Natural heritage in the protected area is protected by law. In 1996, the following natural phenomena from Škocjan Caves Regional Park were declared to be natural monuments due to their outstanding natural and aesthetic value:

- Mala dolina and Velika dolina all the way to the collapse doline edge
- Okroglica abyss
- Walls and banks of the Reka Valley in the radius of 150 m before the entry into Mahorčič Cave
- Caves in the area of the Park:

- Škocjan Caves (Škocjan cave system)
- Jama na Prevali II. (Mušja jama)
- Mala jama na Prevali (Skeletna jama)
- Škrlica Cave

- the stalactite in Lipje Caves near Divača.

== Flora and fauna ==

Škocjan Caves, a well-known and well-explored outstanding natural phenomenon, has long been recognized as exceptional due to its extremely varied terrain and exceptionally diverse flora and fauna. Collapse dolines and their surroundings offer shelter to rare and endangered bird species and several bat species, and an extraordinary ecosystem that has developed due to particular geomorphologic and microclimatic conditions has been preserved. The underground is rich with several species of cave animals: both those living on land and those living in water.

== The Reka River==

The cave was formed by the disappearing Reka River, which gathers most of its waters on the impermeable flysch rock. It flows from the Škocjan Caves through the Karst underground and emerges to the surface in Italy some 35 km away at the springs of the Timavo River. Its flow is for the most part unknown and can only be reached in few deep shafts (up to 320 m deep), but the siphons hinder any further exploration along the underground channels.

During a high water period, the Reka River flow can exceed 300 cubic m per second. Because of this, following heavy rains, it floods in the cave, usually reaching levels up to 30 m; the highest recorded rise in the water level was 132 m.

== Cultural heritage ==

From time immemorial, the landscape in the area of Škocjan Caves Park has attracted people; it is exceptionally rich in archaeological sites. The nature of this area is also reflected in the preserved medieval ground plan of the village of Škocjan and its position on a large natural bridge beneath which the Reka River carved out Mahorčič and Marinič caves. This position is not coincidental. The village of Škocjan, named after the church of St. Cantianius (sv. Kancijan), was presumably settled in the prehistoric period and undoubtedly in the Roman period. It was around this church that the village developed, leaning on the partly preserved hill fort walls inside which it is situated.

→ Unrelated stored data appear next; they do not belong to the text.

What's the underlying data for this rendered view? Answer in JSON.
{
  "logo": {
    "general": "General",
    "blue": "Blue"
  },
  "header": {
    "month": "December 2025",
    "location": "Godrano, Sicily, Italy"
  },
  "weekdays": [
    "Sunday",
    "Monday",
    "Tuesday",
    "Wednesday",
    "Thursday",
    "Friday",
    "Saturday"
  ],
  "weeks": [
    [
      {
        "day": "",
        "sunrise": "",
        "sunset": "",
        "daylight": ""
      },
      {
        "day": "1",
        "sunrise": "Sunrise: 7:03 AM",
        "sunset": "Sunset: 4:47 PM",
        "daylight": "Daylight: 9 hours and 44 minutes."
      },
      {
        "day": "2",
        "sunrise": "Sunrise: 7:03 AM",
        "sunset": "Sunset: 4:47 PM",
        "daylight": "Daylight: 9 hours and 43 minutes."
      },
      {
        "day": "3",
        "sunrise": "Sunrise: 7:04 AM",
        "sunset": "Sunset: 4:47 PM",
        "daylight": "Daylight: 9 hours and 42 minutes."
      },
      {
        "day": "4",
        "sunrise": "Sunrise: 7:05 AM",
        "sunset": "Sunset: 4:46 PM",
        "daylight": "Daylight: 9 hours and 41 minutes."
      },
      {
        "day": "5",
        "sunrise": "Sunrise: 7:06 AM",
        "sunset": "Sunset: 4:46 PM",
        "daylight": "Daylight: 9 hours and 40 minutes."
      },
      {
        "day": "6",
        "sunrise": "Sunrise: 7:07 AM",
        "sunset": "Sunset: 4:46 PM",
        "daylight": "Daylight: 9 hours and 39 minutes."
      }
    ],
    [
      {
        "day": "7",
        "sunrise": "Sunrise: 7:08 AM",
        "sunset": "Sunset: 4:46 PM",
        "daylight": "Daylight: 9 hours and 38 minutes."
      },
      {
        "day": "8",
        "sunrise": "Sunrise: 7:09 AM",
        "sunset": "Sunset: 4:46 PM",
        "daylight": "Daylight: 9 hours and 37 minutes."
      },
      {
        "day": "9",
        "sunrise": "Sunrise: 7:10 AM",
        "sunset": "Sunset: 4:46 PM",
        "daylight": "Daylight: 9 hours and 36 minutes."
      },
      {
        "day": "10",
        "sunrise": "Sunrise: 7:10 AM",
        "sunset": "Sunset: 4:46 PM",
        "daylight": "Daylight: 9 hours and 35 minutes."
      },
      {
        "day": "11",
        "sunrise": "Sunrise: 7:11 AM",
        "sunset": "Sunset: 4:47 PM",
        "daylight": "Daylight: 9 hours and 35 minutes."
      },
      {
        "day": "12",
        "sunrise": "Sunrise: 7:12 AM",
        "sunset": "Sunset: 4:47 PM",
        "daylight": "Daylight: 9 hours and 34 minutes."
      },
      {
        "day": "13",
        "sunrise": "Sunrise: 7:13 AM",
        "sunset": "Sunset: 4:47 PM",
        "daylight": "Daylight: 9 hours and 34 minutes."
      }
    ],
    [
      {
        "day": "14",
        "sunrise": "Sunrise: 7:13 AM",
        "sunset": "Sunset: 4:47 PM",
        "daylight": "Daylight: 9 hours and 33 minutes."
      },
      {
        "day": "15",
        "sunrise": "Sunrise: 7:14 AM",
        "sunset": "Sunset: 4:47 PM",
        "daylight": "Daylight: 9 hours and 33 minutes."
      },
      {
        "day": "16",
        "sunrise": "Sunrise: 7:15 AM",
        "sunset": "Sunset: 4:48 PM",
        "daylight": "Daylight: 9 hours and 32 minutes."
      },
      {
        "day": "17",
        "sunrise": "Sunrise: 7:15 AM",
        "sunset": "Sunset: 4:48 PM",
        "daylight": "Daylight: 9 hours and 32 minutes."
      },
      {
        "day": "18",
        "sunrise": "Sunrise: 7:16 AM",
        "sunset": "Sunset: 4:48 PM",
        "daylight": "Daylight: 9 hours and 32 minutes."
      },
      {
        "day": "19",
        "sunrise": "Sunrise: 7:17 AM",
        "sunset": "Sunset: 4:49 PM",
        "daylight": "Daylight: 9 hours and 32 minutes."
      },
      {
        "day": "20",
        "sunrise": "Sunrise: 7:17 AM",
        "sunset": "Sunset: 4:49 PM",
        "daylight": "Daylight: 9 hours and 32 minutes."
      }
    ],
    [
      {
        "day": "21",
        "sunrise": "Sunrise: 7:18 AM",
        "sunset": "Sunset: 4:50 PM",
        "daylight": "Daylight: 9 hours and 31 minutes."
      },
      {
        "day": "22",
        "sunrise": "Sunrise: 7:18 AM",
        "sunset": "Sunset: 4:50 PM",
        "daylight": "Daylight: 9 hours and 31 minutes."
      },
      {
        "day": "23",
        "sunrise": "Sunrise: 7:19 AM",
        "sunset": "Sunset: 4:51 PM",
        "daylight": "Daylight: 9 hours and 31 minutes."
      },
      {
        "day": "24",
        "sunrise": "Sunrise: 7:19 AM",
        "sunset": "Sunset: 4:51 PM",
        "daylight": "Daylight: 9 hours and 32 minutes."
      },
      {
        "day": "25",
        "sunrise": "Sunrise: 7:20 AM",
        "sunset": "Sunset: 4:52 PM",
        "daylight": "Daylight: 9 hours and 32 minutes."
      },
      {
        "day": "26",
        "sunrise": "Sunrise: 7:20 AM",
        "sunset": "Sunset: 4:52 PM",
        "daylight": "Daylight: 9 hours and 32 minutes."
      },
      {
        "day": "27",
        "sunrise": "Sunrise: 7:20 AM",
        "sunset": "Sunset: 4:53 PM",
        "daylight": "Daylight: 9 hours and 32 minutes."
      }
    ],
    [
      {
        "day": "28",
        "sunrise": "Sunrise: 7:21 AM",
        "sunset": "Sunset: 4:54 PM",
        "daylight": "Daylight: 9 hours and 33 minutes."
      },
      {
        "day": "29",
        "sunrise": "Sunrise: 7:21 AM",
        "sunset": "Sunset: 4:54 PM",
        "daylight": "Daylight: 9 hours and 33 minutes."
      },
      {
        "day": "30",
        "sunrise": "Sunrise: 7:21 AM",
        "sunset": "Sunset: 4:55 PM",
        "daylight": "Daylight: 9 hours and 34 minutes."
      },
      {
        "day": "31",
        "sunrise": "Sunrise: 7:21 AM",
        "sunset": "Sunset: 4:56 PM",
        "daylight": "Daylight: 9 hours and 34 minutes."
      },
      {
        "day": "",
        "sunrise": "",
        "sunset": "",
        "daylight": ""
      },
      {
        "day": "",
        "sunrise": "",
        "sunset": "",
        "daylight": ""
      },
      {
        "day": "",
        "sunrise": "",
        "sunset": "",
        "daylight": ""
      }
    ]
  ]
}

In present times, the village is almost deserted except for during the tourist season, when visitors to the two permanent museum exhibitions bring it back to life. Škocjan is so far registered as settlement monument in the park.

Cultural heritage properties in the area are protected by law and since 1996 some structures have been declared as cultural monuments due to their special value. Since then, the park contains various settlement monuments, archaeological monuments, historical art monuments, ethnological monuments, technical monuments, and historical monuments.

== Area of influence==

The area of influence of Škocjan Caves Regional Park encompasses the entire Reka River drainage basin and covers 450 km^{2}. It includes the Snežnik mountain chain, the Reka Valley, Brkini, Vremščica, the Košana Valley, Prestranško-slavinski ravnik, Sajevško polje, and the Škocjan Caves Park area.